Sealing dwell time refers to the time the heating elements of a packaging process (clamps, plates, bars, etc.) are in direct contact with the substrate(s). It can be either one-sided or two-sided heating. The two materials come together to form a bond or seal. It is important to understand how the equipment measures the dwell time to determine “true dwell time,” which is when the webs are actually pressed together. That’s because controls for heat sealing equipment vary and cycle time may or may not include travel time for the machine to engage into its final closed position. Any variation in the rates of materials reaching their seal initiation temperature, even by fractions of a second, can have a measurable effect on seal strength.

Sealing Temperature

The heat sealing process, as previously described, marries two materials and creates a bond. To achieve this bond, one of the materials typically carries a surface sealant layer. The heating elements of heat seal packaging equipment are raised to a temperature high enough to either melt or activate the sealant.
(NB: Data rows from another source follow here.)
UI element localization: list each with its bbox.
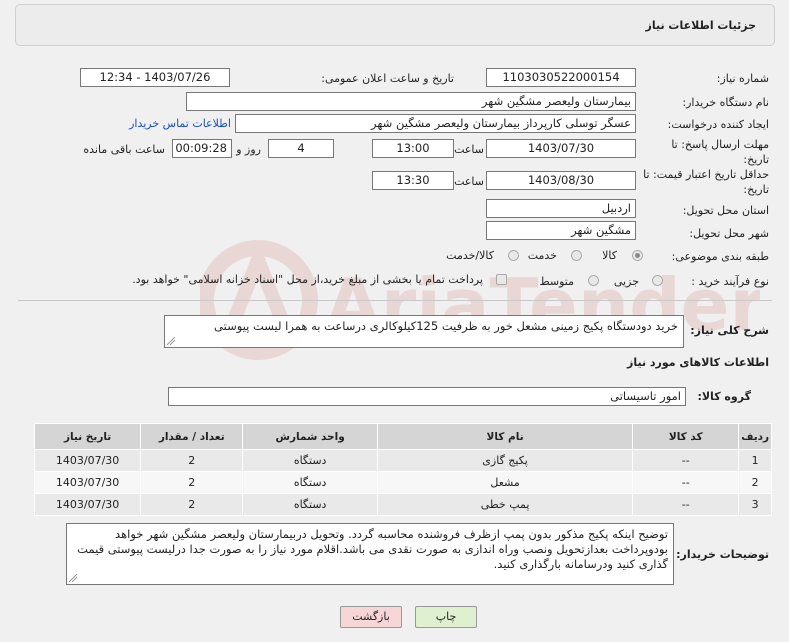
city-label: شهر محل تحویل:: [689, 227, 769, 240]
cell-unit: دستگاه: [242, 449, 378, 472]
process-option-minor: جزیی: [613, 275, 639, 288]
cell-name: پکیج گازی: [376, 449, 634, 472]
category-radio-service[interactable]: [571, 250, 582, 261]
deadline-time-field: 13:00: [372, 139, 454, 158]
cell-need-date: 1403/07/30: [33, 449, 142, 472]
cell-need-date: 1403/07/30: [33, 471, 142, 494]
category-radio-goods-service[interactable]: [508, 250, 519, 261]
creator-label: ایجاد کننده درخواست:: [667, 118, 769, 131]
category-option-goods-service: کالا/خدمت: [446, 249, 494, 262]
buyer-notes-label: توضیحات خریدار:: [676, 548, 769, 561]
col-header-unit: واحد شمارش: [242, 423, 378, 450]
cell-code: --: [632, 493, 740, 516]
deadline-label-date: تاریخ:: [743, 153, 769, 166]
table-row: 2 -- مشعل دستگاه 2 1403/07/30: [33, 471, 772, 494]
cell-name: مشعل: [376, 471, 634, 494]
treasury-payment-note: پرداخت تمام یا بخشی از مبلغ خرید،از محل …: [132, 273, 483, 286]
validity-label-date: تاریخ:: [743, 183, 769, 196]
city-field: مشگین شهر: [486, 221, 636, 240]
cell-row-number: 1: [738, 449, 772, 472]
buyer-org-field: بیمارستان ولیعصر مشگین شهر: [186, 92, 636, 111]
cell-quantity: 2: [140, 493, 244, 516]
days-label: روز و: [236, 143, 261, 156]
header-panel: جزئیات اطلاعات نیاز: [15, 4, 775, 46]
summary-label: شرح کلی نیاز:: [690, 324, 769, 337]
days-remaining-field: 4: [268, 139, 334, 158]
announce-datetime-field: 1403/07/26 - 12:34: [80, 68, 230, 87]
divider: [18, 300, 772, 301]
province-label: استان محل تحویل:: [682, 204, 769, 217]
resize-grip-icon[interactable]: [69, 574, 77, 582]
goods-section-title: اطلاعات کالاهای مورد نیاز: [627, 356, 769, 369]
process-radio-minor[interactable]: [652, 275, 663, 286]
process-option-medium: متوسط: [539, 275, 574, 288]
back-button[interactable]: بازگشت: [340, 606, 402, 628]
category-option-service: خدمت: [527, 249, 557, 262]
goods-group-field: امور تاسیساتی: [168, 387, 686, 406]
buyer-notes-text: توضیح اینکه پکیج مذکور بدون پمپ ازظرف فر…: [77, 527, 668, 571]
col-header-row-number: ردیف: [738, 423, 772, 450]
goods-table: ردیف کد کالا نام کالا واحد شمارش تعداد /…: [33, 423, 772, 516]
table-header-row: ردیف کد کالا نام کالا واحد شمارش تعداد /…: [33, 423, 772, 450]
resize-grip-icon[interactable]: [167, 337, 175, 345]
goods-group-label: گروه کالا:: [697, 390, 751, 403]
table-row: 1 -- پکیج گازی دستگاه 2 1403/07/30: [33, 449, 772, 472]
buyer-org-label: نام دستگاه خریدار:: [682, 96, 769, 109]
time-remaining-label: ساعت باقی مانده: [83, 143, 165, 156]
validity-time-label: ساعت: [454, 175, 484, 188]
deadline-label: مهلت ارسال پاسخ: تا: [671, 138, 769, 151]
process-label: نوع فرآیند خرید :: [691, 275, 769, 288]
buyer-notes-textarea[interactable]: توضیح اینکه پکیج مذکور بدون پمپ ازظرف فر…: [66, 523, 674, 585]
cell-unit: دستگاه: [242, 471, 378, 494]
summary-text: خرید دودستگاه پکیج زمینی مشعل خور به ظرف…: [214, 319, 678, 333]
cell-code: --: [632, 471, 740, 494]
creator-field: عسگر توسلی کارپرداز بیمارستان ولیعصر مشگ…: [235, 114, 636, 133]
buyer-contact-link[interactable]: اطلاعات تماس خریدار: [129, 117, 231, 130]
time-remaining-field: 00:09:28: [172, 139, 232, 158]
category-option-goods: کالا: [602, 249, 617, 262]
validity-time-field: 13:30: [372, 171, 454, 190]
col-header-code: کد کالا: [632, 423, 740, 450]
page-title: جزئیات اطلاعات نیاز: [645, 19, 757, 32]
need-number-field: 1103030522000154: [486, 68, 636, 87]
province-field: اردبیل: [486, 199, 636, 218]
cell-quantity: 2: [140, 449, 244, 472]
deadline-date-field: 1403/07/30: [486, 139, 636, 158]
print-button[interactable]: چاپ: [415, 606, 477, 628]
col-header-name: نام کالا: [376, 423, 634, 450]
cell-quantity: 2: [140, 471, 244, 494]
cell-need-date: 1403/07/30: [33, 493, 142, 516]
validity-label: حداقل تاریخ اعتبار قیمت: تا: [643, 168, 769, 181]
category-radio-goods[interactable]: [632, 250, 643, 261]
process-radio-medium[interactable]: [588, 275, 599, 286]
table-row: 3 -- پمپ خطی دستگاه 2 1403/07/30: [33, 493, 772, 516]
cell-unit: دستگاه: [242, 493, 378, 516]
col-header-need-date: تاریخ نیاز: [33, 423, 142, 450]
cell-name: پمپ خطی: [376, 493, 634, 516]
cell-row-number: 2: [738, 471, 772, 494]
need-number-label: شماره نیاز:: [716, 72, 769, 85]
cell-code: --: [632, 449, 740, 472]
validity-date-field: 1403/08/30: [486, 171, 636, 190]
announce-label: تاریخ و ساعت اعلان عمومی:: [321, 72, 454, 85]
cell-row-number: 3: [738, 493, 772, 516]
category-label: طبقه بندی موضوعی:: [671, 250, 769, 263]
deadline-time-label: ساعت: [454, 143, 484, 156]
treasury-payment-checkbox[interactable]: [496, 274, 507, 285]
col-header-quantity: تعداد / مقدار: [140, 423, 244, 450]
summary-textarea[interactable]: خرید دودستگاه پکیج زمینی مشعل خور به ظرف…: [164, 315, 684, 348]
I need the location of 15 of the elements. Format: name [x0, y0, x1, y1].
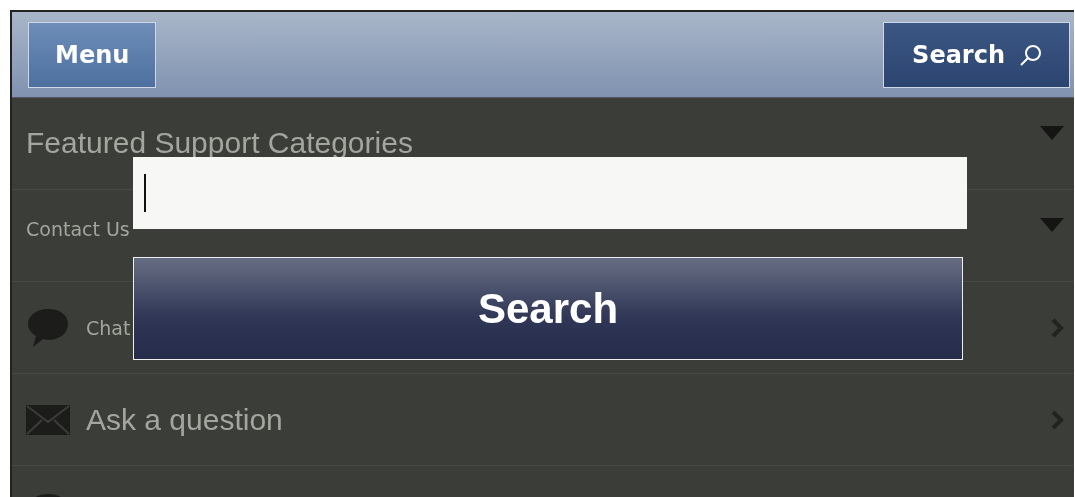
menu-button[interactable]: Menu: [28, 21, 157, 88]
list-item[interactable]: Ask a question: [86, 402, 283, 437]
search-input-field[interactable]: [133, 157, 967, 229]
section-header[interactable]: Featured Support Categories: [26, 126, 413, 160]
envelope-icon: [26, 404, 70, 435]
section-header[interactable]: Contact Us: [26, 218, 130, 240]
speech-bubble-icon: [26, 306, 70, 349]
list-item[interactable]: Chat: [86, 316, 131, 339]
chevron-right-icon: [1050, 316, 1064, 339]
dropdown-triangle-icon: [1040, 218, 1064, 232]
search-icon: [1019, 42, 1043, 67]
chevron-right-icon: [1050, 408, 1064, 431]
search-button[interactable]: Search: [883, 21, 1070, 88]
dropdown-triangle-icon: [1040, 126, 1064, 140]
search-submit-button[interactable]: Search: [133, 257, 963, 360]
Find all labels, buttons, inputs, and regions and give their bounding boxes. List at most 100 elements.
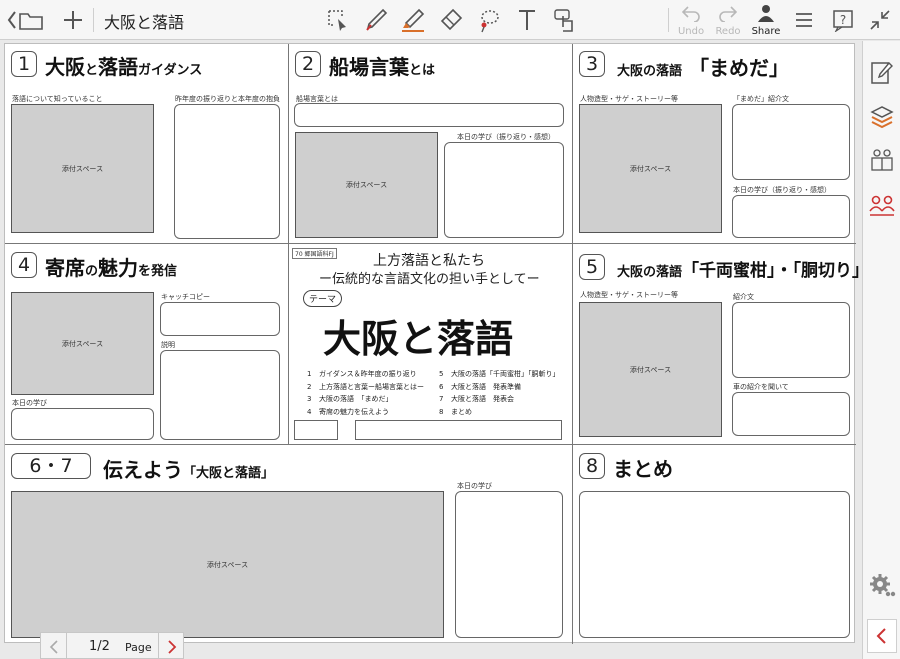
cell-center-cover: 70 郷国語科FJ 上方落語と私たち ー伝統的な言語文化の担い手としてー テーマ… (289, 244, 573, 445)
next-page-button[interactable] (158, 633, 184, 659)
document-title: 大阪と落語 (104, 13, 185, 32)
chevron-right-icon (167, 639, 176, 654)
pen-icon[interactable] (361, 5, 391, 35)
attach-space[interactable]: 添付スペース (579, 302, 722, 437)
class-badge: 70 郷国語科FJ (292, 248, 337, 259)
cell-title: 伝えよう「大阪と落語」 (103, 458, 275, 482)
share-icon (758, 5, 774, 22)
redo-label: Redo (715, 26, 741, 37)
top-toolbar: 大阪と落語 Undo Redo Share ? (0, 0, 900, 40)
attach-space[interactable]: 添付スペース (11, 104, 154, 233)
write-box[interactable] (579, 491, 850, 638)
caption: 本日の学び (12, 399, 47, 407)
lasso-icon[interactable] (322, 5, 352, 35)
redo-icon (719, 6, 738, 23)
write-box[interactable] (294, 103, 564, 127)
caption: キャッチコピー (161, 293, 210, 301)
help-icon[interactable]: ? (828, 5, 858, 35)
cell-number: 6・7 (11, 453, 91, 479)
write-box[interactable] (11, 408, 154, 440)
cell-number: 1 (11, 51, 37, 77)
cell-title: 大阪の落語 「まめだ」 (617, 56, 789, 80)
caption: 落語について知っていること (12, 95, 103, 103)
caption: 車の紹介を聞いて (733, 383, 789, 391)
edit-page-icon[interactable] (867, 57, 897, 87)
share-button[interactable]: Share (748, 4, 784, 38)
cell-4-yose: 4 寄席の魅力を発信 添付スペース キャッチコピー 説明 本日の学び (5, 244, 289, 445)
caption: 人物造型・サゲ・ストーリー等 (580, 291, 678, 299)
attach-space[interactable]: 添付スペース (579, 104, 722, 233)
eraser-icon[interactable] (436, 5, 466, 35)
subtitle-line-1: 上方落語と私たち (373, 253, 485, 269)
write-box[interactable] (444, 142, 564, 238)
write-box[interactable] (174, 104, 280, 239)
write-box[interactable] (732, 195, 850, 238)
menu-icon[interactable] (789, 5, 819, 35)
toc-item: 1 ガイダンス＆昨年度の振り返り (307, 370, 417, 378)
name-box[interactable] (294, 420, 338, 440)
attach-space[interactable]: 添付スペース (295, 132, 438, 238)
page-indicator: 1/2 (89, 639, 110, 654)
toolbar-divider (668, 8, 669, 32)
touch-icon[interactable] (550, 5, 580, 35)
layers-icon[interactable] (867, 101, 897, 131)
write-box[interactable] (732, 302, 850, 378)
shrink-icon[interactable] (865, 5, 895, 35)
write-box[interactable] (160, 350, 280, 440)
subtitle-line-2: ー伝統的な言語文化の担い手としてー (319, 272, 540, 287)
settings-icon[interactable] (867, 571, 897, 601)
redo-button[interactable]: Redo (710, 4, 746, 38)
participants-icon[interactable] (867, 191, 897, 221)
attach-space[interactable]: 添付スペース (11, 491, 444, 638)
highlighter-icon[interactable] (398, 5, 428, 35)
caption: 本日の学び（振り返り・感想） (457, 133, 555, 141)
cell-3-mameda: 3 大阪の落語 「まめだ」 人物造型・サゲ・ストーリー等 「まめだ」紹介文 添付… (573, 44, 856, 244)
toc-left: 1 ガイダンス＆昨年度の振り返り 2 上方落語と言葉ー船場言葉とはー 3 大阪の落語 … (307, 368, 424, 418)
cell-title: 船場言葉とは (329, 55, 436, 79)
write-box[interactable] (455, 491, 563, 638)
undo-button[interactable]: Undo (673, 4, 709, 38)
name-box[interactable] (355, 420, 562, 440)
main-title: 大阪と落語 (323, 317, 514, 361)
caption: 本日の学び (457, 482, 492, 490)
caption: 昨年度の振り返りと本年度の抱負 (175, 95, 280, 103)
collapse-icon[interactable] (867, 619, 897, 653)
toc-item: 8 まとめ (439, 407, 472, 416)
caption: 「まめだ」紹介文 (733, 95, 789, 103)
cell-5-senryo: 5 大阪の落語「千両蜜柑」・「胴切り」 人物造型・サゲ・ストーリー等 紹介文 添… (573, 244, 869, 445)
folder-back-icon[interactable] (6, 5, 46, 35)
cell-title: 大阪と落語ガイダンス (45, 55, 203, 79)
toc-item: 6 大阪と落語 発表準備 (439, 382, 521, 391)
cell-1-guidance: 1 大阪と落語ガイダンス 落語について知っていること 昨年度の振り返りと本年度の… (5, 44, 289, 244)
cell-number: 2 (295, 51, 321, 77)
cell-title: 寄席の魅力を発信 (45, 256, 178, 280)
worksheet-page[interactable]: 1 大阪と落語ガイダンス 落語について知っていること 昨年度の振り返りと本年度の… (4, 43, 869, 644)
cell-number: 4 (11, 252, 37, 278)
cell-6-7-present: 6・7 伝えよう「大阪と落語」 添付スペース 本日の学び (5, 445, 573, 644)
page-navigator: 1/2 Page (40, 632, 184, 659)
cell-number: 8 (579, 453, 605, 479)
toc-item: 5 大阪の落語「千両蜜柑」「胴斬り」 (439, 370, 560, 378)
caption: 本日の学び（振り返り・感想） (733, 186, 831, 194)
write-box[interactable] (732, 104, 850, 180)
svg-text:?: ? (840, 13, 846, 27)
toc-item: 2 上方落語と言葉ー船場言葉とはー (307, 382, 424, 391)
write-box[interactable] (160, 302, 280, 336)
group-icon[interactable] (867, 145, 897, 175)
cell-title: 大阪の落語「千両蜜柑」・「胴切り」 (617, 261, 870, 281)
prev-page-button[interactable] (41, 633, 67, 659)
text-icon[interactable] (512, 5, 542, 35)
toc-right: 5 大阪の落語「千両蜜柑」「胴斬り」 6 大阪と落語 発表準備 7 大阪と落語 発表会… (439, 368, 560, 418)
cell-2-senba: 2 船場言葉とは 船場言葉とは 添付スペース 本日の学び（振り返り・感想） (289, 44, 573, 244)
share-label: Share (751, 26, 781, 37)
toolbar-divider (93, 8, 94, 32)
write-box[interactable] (732, 392, 850, 436)
cell-title: まとめ (613, 457, 673, 481)
attach-space[interactable]: 添付スペース (11, 292, 154, 395)
lasso-select-icon[interactable] (474, 5, 504, 35)
caption: 紹介文 (733, 293, 754, 301)
add-icon[interactable] (58, 5, 88, 35)
undo-label: Undo (677, 26, 705, 37)
toc-item: 3 大阪の落語 「まめだ」 (307, 395, 393, 403)
toc-item: 7 大阪と落語 発表会 (439, 395, 514, 403)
The primary heat seal factors of time, temperature and pressure are interactive. A change or tweak in one typically requires a change or tweak in one or more of the other factors. A balance between time, temperature and pressure must be met to achieve the desired seal strength and visual seal transfer. Depending on the activation temperature of the sealant, raising the temperature and lowering the dwell time or lowering the temperature and raising the dwell time could produce more consistent seals without transparentizing the Tyvek®. Temperatures must be high enough to activate the sealant layer, while not overheating the surface of the material and inducing extreme transparentization.

It is recommended to optimize the heat sealing process using tools such as Design of Experiments. This not only results in a heat sealing process that consistently produces acceptable seals, but also can optimize energy output and operational throughput and efficiencies.

Sealing Pressure

The third key factor of heat sealing is the pressure at which the equipment brings together and holds the two materials together to form the seal. It is important to know the actual pressure the substrates are exposed to because this value is often not equivalent to the input pressure or the setpoint on the machine controls. There are many techniques to measure sealing pressure—from sensor paper to more sophisticated electronic sensor technologies. For most heat seal materials, pressure is the least significant of the three factors required to make a heat seal.

Other Factors

The three main factors for heat sealing—dwell time, temperature and pressure—can produce significant variability in seal strength. However, there are other factors related to time, temperature and pressure that can also affect heat seals. Some common factors include:

• Variation in platen temperature—“hot spots” or “cold spots”

• Non-uniform heat transfer due to uneven contact or pressure caused by a warped or misaligned platen

• Material thickness or variation

To produce uniform seal strengths resulting in clean, peelable seals that are strong enough to withstand the rigors encountered during shipping, it is important to develop a robust heat sealing process by optimizing the dwell time, temperature and pressure for specific material combinations.